5 Things You Should Know About Your Infant's Sleep

Infancy is a fascinating time!  That new baby is growing at an alarming rate both physically and neurologically.  Did you know in the first 3 years of life, a baby's brain creates 1000 trillion brain cells and becomes 3 times larger? (babycenter.com) Within the first 5 months of life, your baby doubles in weight.  Incredible, isn't it?

Infants need to learn a lot of things quickly as a means of survival - how to eat, how to move their arms and legs, see light, recognizing voices of parents, and more.  As their ability to see light gets better, they also start to learn what is night and what is day.  This means that they soon learn to (hopefully) sleep well and for longer stretches of time.  Here are 5 things that you should know about your infant's sleep:

1) Your infant needs to sleep -- a lot! Your baby's brain is taking in a lot of information during wake time.  With so much stimulation, sleep is the brain's way of saying "it's time to re-group".  That's why babies sleep a lot during the day during the first few weeks of life.  In a 24 hour cycle, an infant needs at least 16 hours of sleep.  This allows time for the brain to restore, make new brain cells stronger, and give the brain the chance to organize the new information learned during the day.

2) Your infant can tolerate about an hour of wake time.  It's important that when your baby is up to give them lots of stimulation and "play time".  However, because this can be very tiresome to a new baby, it's important to keep in mind that an infant can only handle about 1 hour of wake time before needing to sleep again.  Missing this window might mean that your baby gets overtired, making it harder for them to go to sleep easily.  New parents will often misread this and think the baby is hungry, but chances are that your baby just needs some rest.

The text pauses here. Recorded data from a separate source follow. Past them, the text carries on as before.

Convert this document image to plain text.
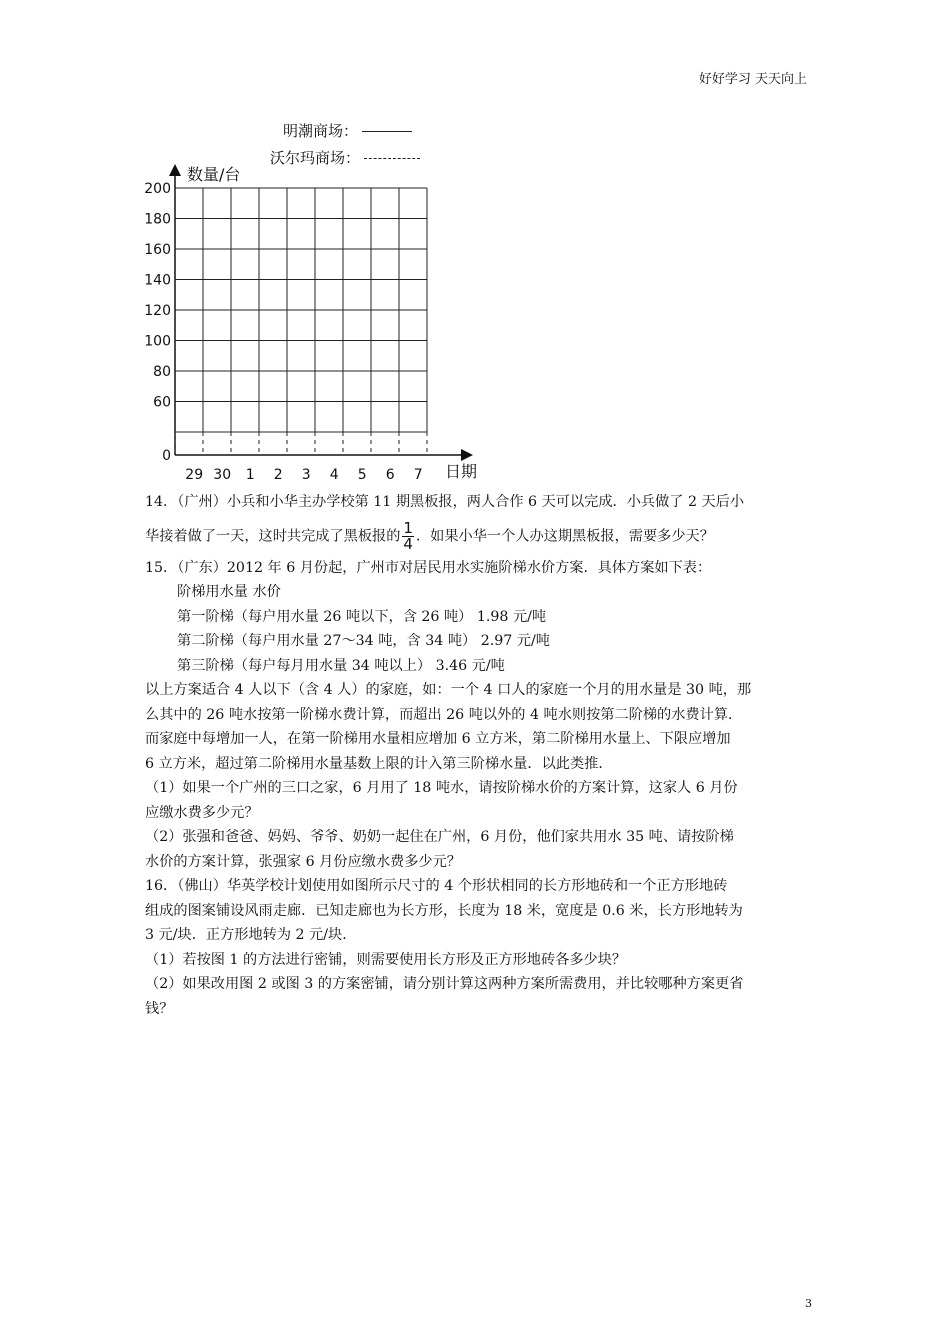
好好学习 天天向上
明潮商场：
沃尔玛商场：
200
180
160
140
120
100
80
60
0
29 30 1 2 3 4 5 6 7
数量/台
日期

14．（广州）小兵和小华主办学校第 11 期黑板报，两人合作 6 天可以完成．小兵做了 2 天后小

华接着做了一天，这时共完成了黑板报的 $\frac{1}{4}$ ．如果小华一个人办这期黑板报，需要多少天？

15．（广东）2012 年 6 月份起，广州市对居民用水实施阶梯水价方案．具体方案如下表：

阶梯用水量 水价

第一阶梯（每户用水量 26 吨以下，含 26 吨） 1.98 元/吨

第二阶梯（每户用水量 27～34 吨，含 34 吨） 2.97 元/吨

第三阶梯（每户每月用水量 34 吨以上） 3.46 元/吨

以上方案适合 4 人以下（含 4 人）的家庭，如：一个 4 口人的家庭一个月的用水量是 30 吨，那

么其中的 26 吨水按第一阶梯水费计算，而超出 26 吨以外的 4 吨水则按第二阶梯的水费计算．

而家庭中每增加一人，在第一阶梯用水量相应增加 6 立方米，第二阶梯用水量上、下限应增加

6 立方米，超过第二阶梯用水量基数上限的计入第三阶梯水量．以此类推．

（1）如果一个广州的三口之家，6 月用了 18 吨水，请按阶梯水价的方案计算，这家人 6 月份

应缴水费多少元？

（2）张强和爸爸、妈妈、爷爷、奶奶一起住在广州，6 月份，他们家共用水 35 吨、请按阶梯

水价的方案计算，张强家 6 月份应缴水费多少元？

16．（佛山）华英学校计划使用如图所示尺寸的 4 个形状相同的长方形地砖和一个正方形地砖

组成的图案铺设风雨走廊．已知走廊也为长方形，长度为 18 米，宽度是 0.6 米，长方形地转为

3 元/块．正方形地转为 2 元/块．

（1）若按图 1 的方法进行密铺，则需要使用长方形及正方形地砖各多少块？

（2）如果改用图 2 或图 3 的方案密铺，请分别计算这两种方案所需费用，并比较哪种方案更省

钱？

3
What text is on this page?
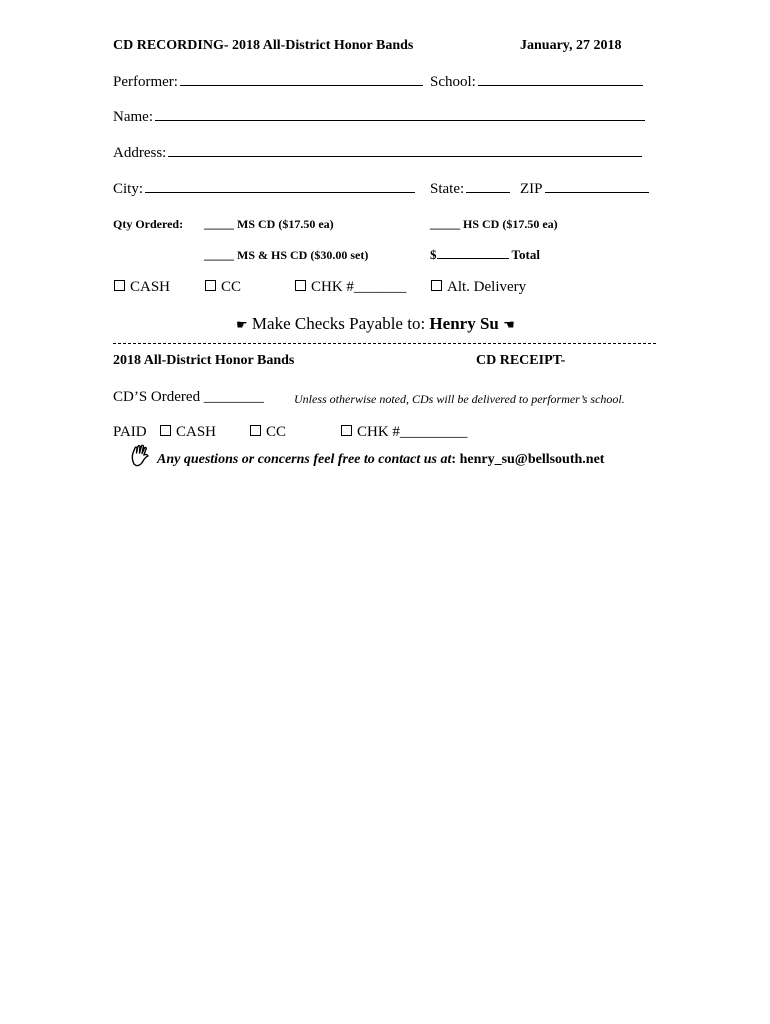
CD RECORDING- 2018 All-District Honor Bands	January, 27 2018
Performer:	School:
Name:
Address:
City:	State:	ZIP
Qty Ordered: _____ MS CD ($17.50 ea)	_____ HS CD ($17.50 ea)
_____ MS & HS CD ($30.00 set)	$	Total
CASH	CC	CHK #_______	Alt. Delivery
☛ Make Checks Payable to: Henry Su ☚
2018 All-District Honor Bands	CD RECEIPT-
CD’S Ordered ________	Unless otherwise noted, CDs will be delivered to performer’s school.
PAID	CASH	CC	CHK #_________
Any questions or concerns feel free to contact us at: henry_su@bellsouth.net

3) Infants can learn routine very quickly.  Babies learn at an incredible rate, and that means that your new baby can learn a day time and night time routine faster than a 1, 2, or 3 year old can.  An infant will become habituated to a routine quickly, and this routine will stay with them.  Before going to sleep each night, follow the same list of activities before putting your infant down for the night. Here's an example of a routine: give the baby a bath, put on pajamas, listen to a song, feed and burp, then bedtime.  You baby will soon learn that when this routine begins, it's time to go into "shutdown mode".  Using a short nap time routine can also make it much easier for your infant to go down for naps peacefully and quickly.

4) Babies become prop dependent fast.  You now know that babies learn routine quickly.  Babies can also learn other habits very quickly as well.  If there are enough nights in a row that your baby is rocked by dad to go to sleep, or falls asleep while breastfeeding, you run the risk of baby learning that is the only way they can go to sleep!  Babies can become dependent on external props where they need mom or dad to fall asleep.  Down the line, this can affect sleep consolidation, sleep quality (both for baby and parents), and it's a harder habit to break later in childhood.  It's important that even very early on that your baby should be put down in the bassinet or crib awake.  Make sure that your baby does not become habituated to falling asleep with you there.  Will it happen occasionally? Of course it will!  But, do your best to be consistent in letting your baby be independent of you to fall asleep.

5) Things will even out faster than you think.  During the first three months of your baby's life, sleep is going to be more fragmented.  A baby's circadian rhythm ebbs more frequently than ours does.  Their stomachs are also much smaller and need to be filled more frequently.  The good news is that around 14 weeks, sleep starts to even out -- your baby knows the difference between day and night.  Your baby will start to have longer stretches of sleep at night and will not need as many feeds, as long as their weight is good.  Their circadian rhythm will even out more and will continue to change as the years go on.  Of course, every baby is different and this may not happen exactly at 14 weeks and that's okay!  As your baby gets older, if sleep has still not consolidated and you are experiencing several nighttime wake ups, evaluate your baby's routine, how they are falling asleep, and how well they are feeding.

If you have a newborn at home, this is a great opportunity for you to get a head start in making your baby an excellent sleeper and teaching them how to self soothe themselves.